Workbooks are an experiment for the Spring of 2019. Please bear with us while we work out the process.
The idea is that workbooks will connect reading, assignments and programming together. It will make reading code and experimenting to understand how things work explicitly part of the assignment. It will give you framework code for bigger assignments, and help with the mechanics since we’ll make sure the files are in the right place. And since it will all be tracked with GIT, making it easy to turn it in (in theory), and protecting you against messing things up (providing you use GIT correctly).
Part of the idea of the workbook is that reading the code for examples should be an active part of class. For many things we really want you to look at how we do things (including make web pages).
Each workbook will contain.
- index.html – This file will contain the instructions. Start Here! Be sure to view this page (and all html files in the workbook) using a local web server. (see Tools for advice on local web servers). You will not need to modify the index file.
- README.md – This is a file that you (the student) will fill in to describe your assignment. You must fill in the README file for all workbooks! Your readme file must include your name, your GitHub ID, and your WISCID.
- QUESTIONS.md – This is a file that you (the student) will fill in, answering questions. We will put the questions as Markdown headings (lines beginning with # – we may have additional text explaining a question). Please leave the questions (and text) we provided in the file – you should only add your answers to the file.
- other html files – We will provide html files beyond the index file. They will be explained in the html file. You should always look at them using a local web server (just in case they need it). You may be asked to read and modify html files (other than the index). You are welcome to read any of the HTML files – even if they aren’t required reading.
- art assets – We will sometimes give you “art assets” (images, 3D models, …).
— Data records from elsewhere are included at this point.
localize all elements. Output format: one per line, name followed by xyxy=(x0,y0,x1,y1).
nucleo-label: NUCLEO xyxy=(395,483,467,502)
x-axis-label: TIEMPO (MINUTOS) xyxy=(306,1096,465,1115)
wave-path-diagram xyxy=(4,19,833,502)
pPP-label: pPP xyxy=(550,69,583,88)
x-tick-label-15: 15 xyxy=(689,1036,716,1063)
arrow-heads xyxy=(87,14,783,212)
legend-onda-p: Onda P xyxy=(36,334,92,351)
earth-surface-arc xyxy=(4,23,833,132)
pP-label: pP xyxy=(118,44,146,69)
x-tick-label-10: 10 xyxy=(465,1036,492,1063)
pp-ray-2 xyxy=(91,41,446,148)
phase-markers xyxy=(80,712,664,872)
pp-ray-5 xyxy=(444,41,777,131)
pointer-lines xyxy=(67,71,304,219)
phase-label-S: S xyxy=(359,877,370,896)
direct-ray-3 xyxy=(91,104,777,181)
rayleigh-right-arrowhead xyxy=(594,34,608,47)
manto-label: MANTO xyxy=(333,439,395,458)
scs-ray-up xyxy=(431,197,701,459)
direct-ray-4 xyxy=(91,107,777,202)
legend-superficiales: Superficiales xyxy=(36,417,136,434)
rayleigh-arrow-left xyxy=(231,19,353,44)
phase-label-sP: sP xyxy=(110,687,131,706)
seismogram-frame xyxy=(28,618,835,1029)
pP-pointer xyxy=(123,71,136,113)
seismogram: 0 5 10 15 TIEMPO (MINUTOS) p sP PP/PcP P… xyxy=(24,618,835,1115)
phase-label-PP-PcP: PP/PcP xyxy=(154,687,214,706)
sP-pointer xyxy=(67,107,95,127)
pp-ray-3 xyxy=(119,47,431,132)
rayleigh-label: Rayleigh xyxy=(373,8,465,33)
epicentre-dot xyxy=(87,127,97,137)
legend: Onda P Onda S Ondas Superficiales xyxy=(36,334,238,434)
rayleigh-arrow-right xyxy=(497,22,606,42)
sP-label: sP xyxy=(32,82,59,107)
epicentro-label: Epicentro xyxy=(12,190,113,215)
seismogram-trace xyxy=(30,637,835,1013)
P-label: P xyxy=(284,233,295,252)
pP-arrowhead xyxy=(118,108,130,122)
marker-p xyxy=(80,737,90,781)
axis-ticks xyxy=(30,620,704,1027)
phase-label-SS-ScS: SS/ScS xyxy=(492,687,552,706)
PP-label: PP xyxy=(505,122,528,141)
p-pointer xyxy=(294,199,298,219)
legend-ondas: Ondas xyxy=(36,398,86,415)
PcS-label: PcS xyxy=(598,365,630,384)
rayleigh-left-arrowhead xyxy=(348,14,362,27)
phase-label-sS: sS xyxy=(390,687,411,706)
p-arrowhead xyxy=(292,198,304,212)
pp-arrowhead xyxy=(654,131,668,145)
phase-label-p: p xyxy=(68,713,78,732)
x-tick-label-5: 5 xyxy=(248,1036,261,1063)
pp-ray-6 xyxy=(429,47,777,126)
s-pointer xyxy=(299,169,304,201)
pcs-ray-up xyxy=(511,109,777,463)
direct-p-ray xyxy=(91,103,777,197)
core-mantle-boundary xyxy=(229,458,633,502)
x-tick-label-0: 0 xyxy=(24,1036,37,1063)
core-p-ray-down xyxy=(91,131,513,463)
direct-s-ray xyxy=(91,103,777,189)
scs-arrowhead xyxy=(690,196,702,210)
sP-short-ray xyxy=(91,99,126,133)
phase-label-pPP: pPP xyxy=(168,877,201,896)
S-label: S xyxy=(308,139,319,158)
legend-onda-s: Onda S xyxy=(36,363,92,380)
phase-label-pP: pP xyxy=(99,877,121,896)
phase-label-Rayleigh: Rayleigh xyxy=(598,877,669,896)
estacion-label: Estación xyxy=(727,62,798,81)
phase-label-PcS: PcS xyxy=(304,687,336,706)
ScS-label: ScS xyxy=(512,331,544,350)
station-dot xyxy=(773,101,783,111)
We will put these in a separate directory, and document them with a README file. If you add new art assets, you should document them in the README file for the whole workbook.
If you add any file to the workbook, make sure to say so in the README.md file, and to have a comment near the beginning saying what it is. If you add a new file, be sure to add it to the repo (using the GIT “add” command)
Remember that you must commit your changes to the files (including additions of new files) to the repository! We recommend committing often, so you have a log of your work.
You may simply put plain text into the Markdown “.md” files. Using markdown formatting is optional. The course staff will not run your files through a converter, but we may look at it using an editor (like Atom or VSCode) that is Markdown aware.
Answering the questions in the “QUESTIONS.md” file is required. We will check that you have answered the questions, but will (usually) not check your answers. We will (usually) post sample answers after the assignment is due.
You are responsible for the content of the questions. They can give you an idea of what to expect on the exam, or what we expected you to learn from the readings and looking at the workbook materials.
What can you look at?
You are allowed to look at everything (all files) in the workbook! In fact, you are encouraged to look at things to figure them out. You might not want to try to look at the library files (especially when we get to THREE), but you are allowed to.
What can you change / add?
We will tell you what files that you should add/change as part of the index.html or assignment description.
You will always need to change the README.md and QUESTIONS.md files. Even if we forget to remind you.
We ask that you do not change any of the library files (including ones that the course staff) writes.
In general, you should avoid changes parts of files that you don’t need to change. You may accidentally break things (if you break our part, it will be harder to figure out that your parts work) or make things difficult for the graders.
If you accidentally make changes, you can always use GIT to get back to the original (the joy of using source control).
Sharing with Course Staff
The course staff has access to your repository on GitHub. If you want to share your work with the course staff (for example, if you want to show your program), you can push it to your repo and they can clone it.
Workbooks will be graded. See the CS559 Course Policy Page page for details.
You cannot get an A on a workbook. However, you can get “bonus points” (which will be explained in the assignments). If you collect enough bonus points over the course of the semester, you can get a 1/2 grade raise (e.g. AB to A).
The workbook directory must have a
README.md file. If there isn’t a starter one, create and add it.
You must edit the
README.md file to (at least) put in your name, your GitHub ID, and your wisc ID. For me this would be:
Michael Gleicher GitHub: gleicher WiscID: mlgleicher
README.md is also the place to give attribution for any code or other work that you got from someone else, and to explain what you did or did not do in the assignments.
See CS559 Course Policy Page for details.
Workbooks are due on Friday (12:01 Saturday is not Friday). However, we will accept late workbooks until the following Monday. We will collect the workbooks early Tuesday morning. Workbooks not turned in by this deadline will not be graded.